Age-Related Changes in Nuclear DNA Structure Make Transcription Mechanisms Faster and More Error-Prone
Some recent work on length-dependent issues in transcription of genes to RNA observed in aging have touched on the role of RNA polymerase II (Pol II), a protein that performs the initial work of moving along a DNA sequence in the genome, reading that sequence in order to assemble the precursor to a corresponding messenger RNA molecule. Do age-related changes in the maintenance of nuclear DNA structure and the activity of Pol II make it harder for longer genes to undergo accurate transcription? Today's open access paper is focused on fidelity of transcription in the context of Pol II behavior, but the work has relevance to those other discussions regarding a selective disadvantage applied to the transcription of longer gene sequences in later life.
The structural organization of nuclear DNA is exceedingly complex and dynamic, ever-changing as the result of a rapid interplay between histones, epigenetic structural additions, and other molecules to expose different regions to transcriptional machinery such as Pol II. At a high level, one might think of the genome as being wrapped around histones, with portions becoming unwrapped for transcription as needed. With age, a great deal changes in the epigenetic decorations placed upon DNA, and thus also in the arrangement of packaged DNA. It is not unreasonable to think that this has a range of effects on cell and tissue function.

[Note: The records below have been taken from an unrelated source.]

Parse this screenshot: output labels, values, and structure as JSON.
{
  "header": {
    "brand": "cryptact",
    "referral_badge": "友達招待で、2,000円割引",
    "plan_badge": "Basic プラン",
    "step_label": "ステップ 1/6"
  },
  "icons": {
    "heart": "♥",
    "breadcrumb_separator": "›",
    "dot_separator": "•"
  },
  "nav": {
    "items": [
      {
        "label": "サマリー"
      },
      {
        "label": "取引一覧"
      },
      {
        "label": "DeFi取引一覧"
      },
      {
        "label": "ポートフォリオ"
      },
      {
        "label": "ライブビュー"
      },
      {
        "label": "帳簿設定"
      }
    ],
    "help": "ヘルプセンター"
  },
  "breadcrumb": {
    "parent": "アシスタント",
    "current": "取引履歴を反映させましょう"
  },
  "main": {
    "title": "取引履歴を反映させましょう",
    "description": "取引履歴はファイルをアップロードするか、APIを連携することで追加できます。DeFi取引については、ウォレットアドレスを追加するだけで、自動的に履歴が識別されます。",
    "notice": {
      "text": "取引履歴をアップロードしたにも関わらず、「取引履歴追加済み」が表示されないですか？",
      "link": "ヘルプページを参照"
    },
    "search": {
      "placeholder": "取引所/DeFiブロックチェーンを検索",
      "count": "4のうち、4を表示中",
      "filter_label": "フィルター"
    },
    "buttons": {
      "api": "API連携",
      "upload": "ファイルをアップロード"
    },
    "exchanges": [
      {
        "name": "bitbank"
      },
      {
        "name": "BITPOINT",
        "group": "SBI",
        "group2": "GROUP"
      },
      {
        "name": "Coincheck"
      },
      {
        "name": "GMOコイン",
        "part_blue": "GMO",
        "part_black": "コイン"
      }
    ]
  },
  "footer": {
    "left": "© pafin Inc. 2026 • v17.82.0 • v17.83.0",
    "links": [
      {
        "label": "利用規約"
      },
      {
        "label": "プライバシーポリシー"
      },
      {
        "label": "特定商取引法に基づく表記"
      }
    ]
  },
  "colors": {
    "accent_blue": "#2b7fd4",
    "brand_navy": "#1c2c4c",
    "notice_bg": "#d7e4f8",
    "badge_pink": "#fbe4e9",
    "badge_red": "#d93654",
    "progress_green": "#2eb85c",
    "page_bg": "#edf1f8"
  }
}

A cell is state machine built upon a feedback loop: gene expression produces protein machinery that react to the environment to cause epigenetic changes that alter gene expression. Historically, we might have viewed epigenetic changes in aging as an issue that occurs far downstream of molecular damage and environmental change in tissues that causes aging, but recent discoveries have suggested that much of that epigenetic change characteristic of aging might result from depletion of specific resources following cycles of DNA repair, and thus be a direct consequence of stochastic damage to DNA. Much remains to be determined in certainty; the best approach to establishing the relevance of any specific mechanism involved in aging is to fix it in isolation of other mechanisms and observe the result.
Ageing studies in five animals suggests how to reverse decline
Researchers analysed genome-wide transcription changes in five organisms: nematode worms, fruit flies, mice, rats, and humans, at different adult ages. The researchers measured how ageing changed the speed at which the enzyme that drives transcription, RNA polymerase II (Pol II), moved along the DNA strand as it made the RNA copy. They found that, on average, Pol II became faster with age, but less precise and more error-prone across all five groups.
Previous research had shown that restricting diet and inhibiting insulin signalling can delay ageing and extend lifespan in many animals, so the researchers then investigated whether these measures had any effect on the speed of Pol II. In worms, mice and fruit flies that carried mutations in insulin signalling genes, Pol II moved at a slower pace. The enzyme also travelled more slowly in mice on a low-calorie diet. But the ultimate question was whether changes in Pol II speed affected lifespan. Researchers tracked the survival of fruit flies and worms that carried a mutation that slowed Pol II down. These animals lived 10% to 20% longer than their non-mutant counterparts. When the researchers used gene editing to reverse the mutations in worms, the animals' lifespans shortened.
The researchers wondered whether Pol II's acceleration could be explained by structural changes in how DNA is packed inside cells. To minimize the space that they take up, the vast threads of genetic information are tightly wound around proteins called histones into bundles called nucleosomes. By analysing human lung cells and umbilical vein cells, the researchers found that ageing cells contained fewer nucleosomes, smoothing the path for Pol II to travel faster. When the team boosted the expression of histones in the cells, Pol II moved at a slower pace. In fruit flies, the elevated histone levels seemed to increase their lifespans.
Ageing-associated changes in transcriptional elongation influence longevity
Physiological homeostasis becomes compromised during ageing, as a result of impairment of cellular processes, including transcription and RNA splicing. However, the molecular mechanisms leading to the loss of transcriptional fidelity are so far elusive, as are ways of preventing it. Here we profiled and analysed genome-wide, ageing-related changes in transcriptional processes across different organisms: nematodes, fruitflies, mice, rats and humans. The average transcriptional elongation speed (RNA polymerase II speed) increased with age in all five species. Along with these changes in elongation speed, we observed changes in splicing, including a reduction of unspliced transcripts and the formation of more circular RNAs.
Two lifespan-extending interventions, dietary restriction and lowered insulin-IGF signalling, both reversed most of these ageing-related changes. Genetic variants in RNA polymerase II that reduced its speed in worms and flies increased their lifespan. Similarly, reducing the speed of RNA polymerase II by overexpressing histone components, to counter age-associated changes in nucleosome positioning, also extended lifespan in flies and the division potential of human cells. Our findings uncover fundamental molecular mechanisms underlying animal ageing and lifespan-extending interventions, and point to possible preventive measures.